Your voice is one of your students’ chief sensory experiences within the space of your yoga class, and it's your prime tool for connecting with them. Chances are, you talk to them far more than you touch them. So why not speak in a way that best serves your students and their practices: in an open, strong voice that befits the openness and strength you are trying to inspire?
Your voice is one of your students’ chief sensory experiences within the space of your yoga class, and it's your prime tool for connecting with them.
I worked as an actress for many years, and my voice was my biggest impediment. I am by nature shy, and in auditions I grew predictably nervous. My voice would constrict, becoming high and weak. The vocal warm-ups I learned as an actress slowly helped me find a more confident voice with a broader range, and I’ve continued many of these practices as a yoga teacher, now fusing them with yoga-inspired stretches, sounds, and breath work.
If I have ten minutes before class in which I can either warm up my body or my voice, I will prepare my voice. I also make every effort to continue my practice of vocal mindfulness within the space of class. These are the practices that I do:
Drop your mouth open, stretch your upper lip as if you are giving it a close shave, and float your gaze up. Hold for thirty seconds to one minute, exhaling to release tension from the upper lip and cheeks.
With your mouth slightly open, push your fists gently into the hinges of your jaw, releasing any tension there. Hold for thirty seconds to one minute, and breathe.
Flubber your lips horsily three times as you exhale. Each time, try to keep the flubbering going a few seconds longer than the last.
Lift and lower your chin several times. Move with your breath, and imagine an egg at the back of the throat. Endeavor to keep this egg uncrushed as you gently stretch your neck.
Take three rounds of Lion’s Breath, then hold your tongue out, trying to reach the tip of your tongue to the tip of your chin. Hold for thirty seconds to one minute, stretching your tongue and breathing.
Chant “om” in the lowest voice you can muster. Now again: a step lower. Then chant “om” in your highest voice. Now go a step higher. All the vocal space between that low note and that high note belongs to you.
For one minute, repeat a phrase or a mantra (or a line from Hamlet, such as, “There is nothing either good or bad, but thinking makes it so”). First, repeat it as loudly as possible. Then, go faster: make it a tongue twister, but don’t sacrifice a single syllable—fill out your vowels and hit every consonant. Lastly, repeat the phrase while moving in a way that forces you to breathe more energetically, like jumping, jogging in place, or vinyasa-ing.
Borrow confidence from the confident! You might find that reading a powerful poem (or monologue or story excerpt) out loud to yourself before class makes you want to do justice to those words, filling each one with the strength that it deserves. You can then carry that strength with you.
Breathe yogically while you teach, thoroughly inhaling and thoroughly exhaling.

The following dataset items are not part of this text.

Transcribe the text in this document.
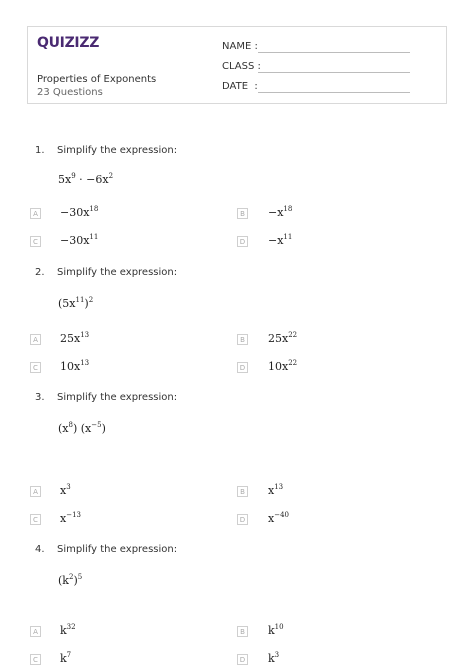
QUIZIZZ
Properties of Exponents
23 Questions
NAME :
CLASS :
DATE  :
1. Simplify the expression:
$5x^9 \cdot -6x^2$
$A -30x^{18}$
$B -x^{18}$
$C -30x^{11}$
$D -x^{11}$
2. Simplify the expression:
$(5x^{11})^2$
A $25x^{13}$
B $25x^{22}$
C $10x^{13}$
D $10x^{22}$
3. Simplify the expression:
$(x^8)$ $(x^{-5})$
A $x^3$
B $x^{13}$
C $x^{-13}$
D $x^{-40}$
4. Simplify the expression:
$(k^2)^5$
A $k^{32}$
B $k^{10}$
C $k^7$
D $k^3$
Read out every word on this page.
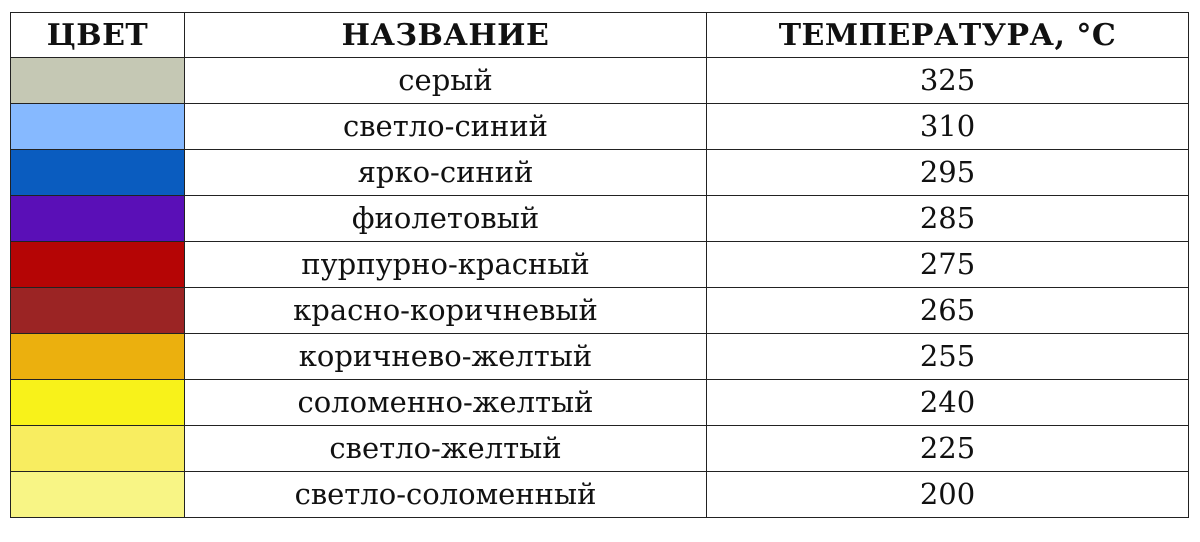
ЦВЕТ	НАЗВАНИЕ	ТЕМПЕРАТУРА, °С

	серый	325

	светло-синий	310

	ярко-синий	295

	фиолетовый	285

	пурпурно-красный	275

	красно-коричневый	265

	коричнево-желтый	255

	соломенно-желтый	240

	светло-желтый	225

	светло-соломенный	200
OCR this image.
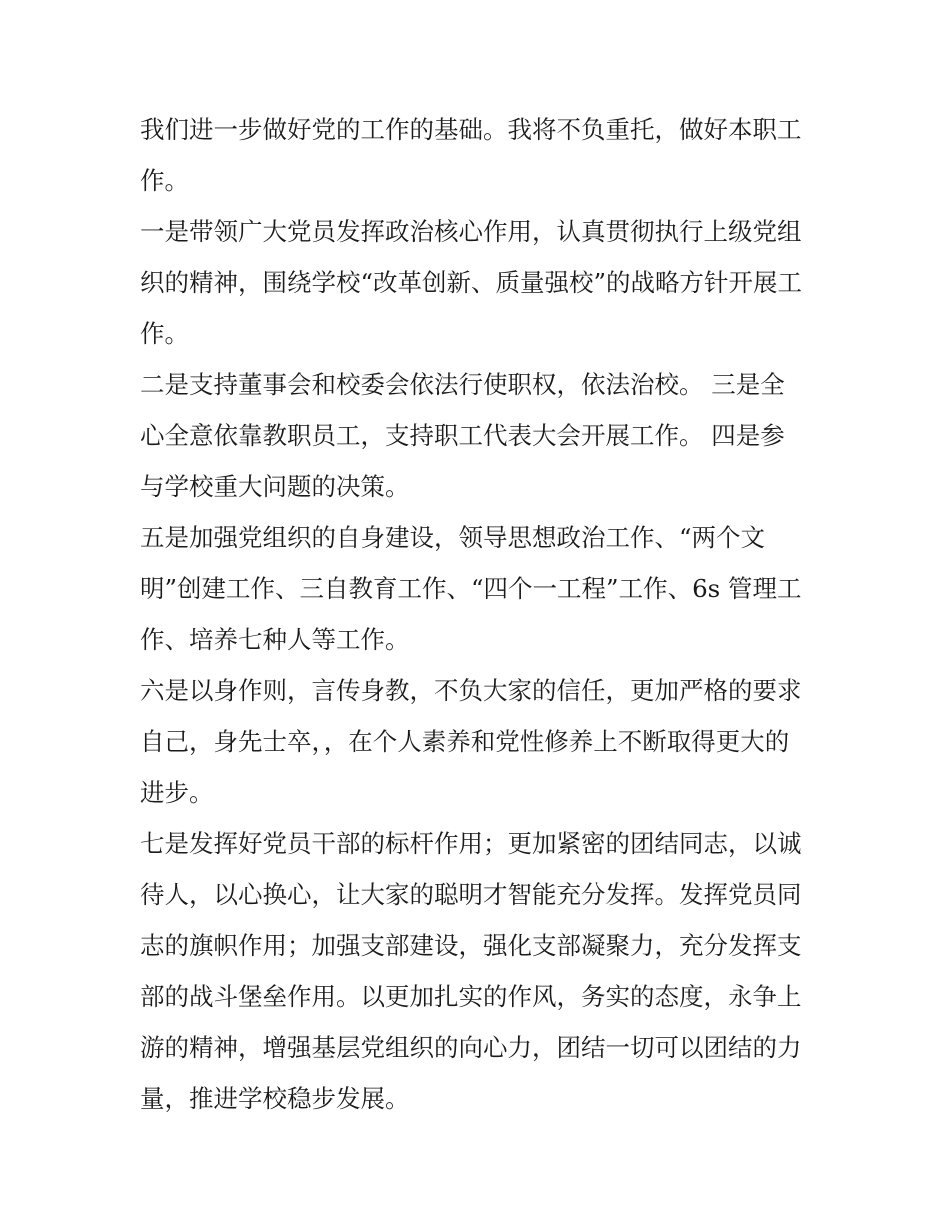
我们进一步做好党的工作的基础。我将不负重托，做好本职工
作。
一是带领广大党员发挥政治核心作用，认真贯彻执行上级党组
织的精神，围绕学校“改革创新、质量强校”的战略方针开展工
作。
二是支持董事会和校委会依法行使职权，依法治校。 三是全
心全意依靠教职员工，支持职工代表大会开展工作。 四是参
与学校重大问题的决策。
五是加强党组织的自身建设，领导思想政治工作、“两个文
明”创建工作、三自教育工作、“四个一工程”工作、6s 管理工
作、培养七种人等工作。
六是以身作则，言传身教，不负大家的信任，更加严格的要求
自己，身先士卒，，在个人素养和党性修养上不断取得更大的
进步。
七是发挥好党员干部的标杆作用；更加紧密的团结同志，以诚
待人，以心换心，让大家的聪明才智能充分发挥。发挥党员同
志的旗帜作用；加强支部建设，强化支部凝聚力，充分发挥支
部的战斗堡垒作用。以更加扎实的作风，务实的态度，永争上
游的精神，增强基层党组织的向心力，团结一切可以团结的力
量，推进学校稳步发展。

Allow your words to flow out from you on the exhale. When you breathe well, your students are more likely to breathe well too.
Teach the poses, techniques, and ideas that you care about, and you're unlikely to find yourself stumbling or tongue-tied.
Remind yourself of your objective toward your students. Something along the lines of “I am taking care of them,” or “I am sharing what I care about with them,” will add warmth to your voice.
If you visualize what you are saying as you say it, the intention of your words will be present in your pronunciation and inflection. This can help your students conjure the action or the image you are describing. Can you, for instance, make verbs like “drape,” “pour,” and “sprawl,” or adjectives like “heavy” and “light,” sound like what they mean?
Speak to individuals (rather than to an undifferentiated mass of bodies), and you'll find yourself speaking more conversationally.
Every now and then, allow yourself a low-in-the-belly sigh to release tension from your chest and throat. When you do it, it invites students to do the same.
Do not rush. This will help you to infuse your words with feeling. In a rehearsal, slowing a scene down allows the magic to happen: there is the laughter you thought would never come, starting way down in your belly; there are the tears you were looking for, jumping into your eyes. Similarly, a pause before your concluding “namaste” or “thank you” might be all it takes to arrive at a genuine appreciation of those before you. That appreciation will be audible.
Liberating our voices is self-improvement of the highest degree. Through vocal experimentation and compassionate self-study, it is possible to discover both our tendencies and their origins. That, for instance, we have been making ourselves sound small because of the responsibility that sounding powerful might hoist upon us. Or because we wish to be taken care of, rather than caring for others. Or because we secretly wish to disappear into the floorboards. Are we worried about being lampooned for putting on airs? "Who does she think she is, speaking with such authority and resonance?"
Liberating our voices is self-improvement of the highest degree.
The truth is, we have every right to sound magnificent. We are here; we are human; we are alive. We are life, speaking to life, and encouraging it to thrive. We amplify the message of yoga’s power to connect us with our highest selves when we allow ourselves to sound like all that we are.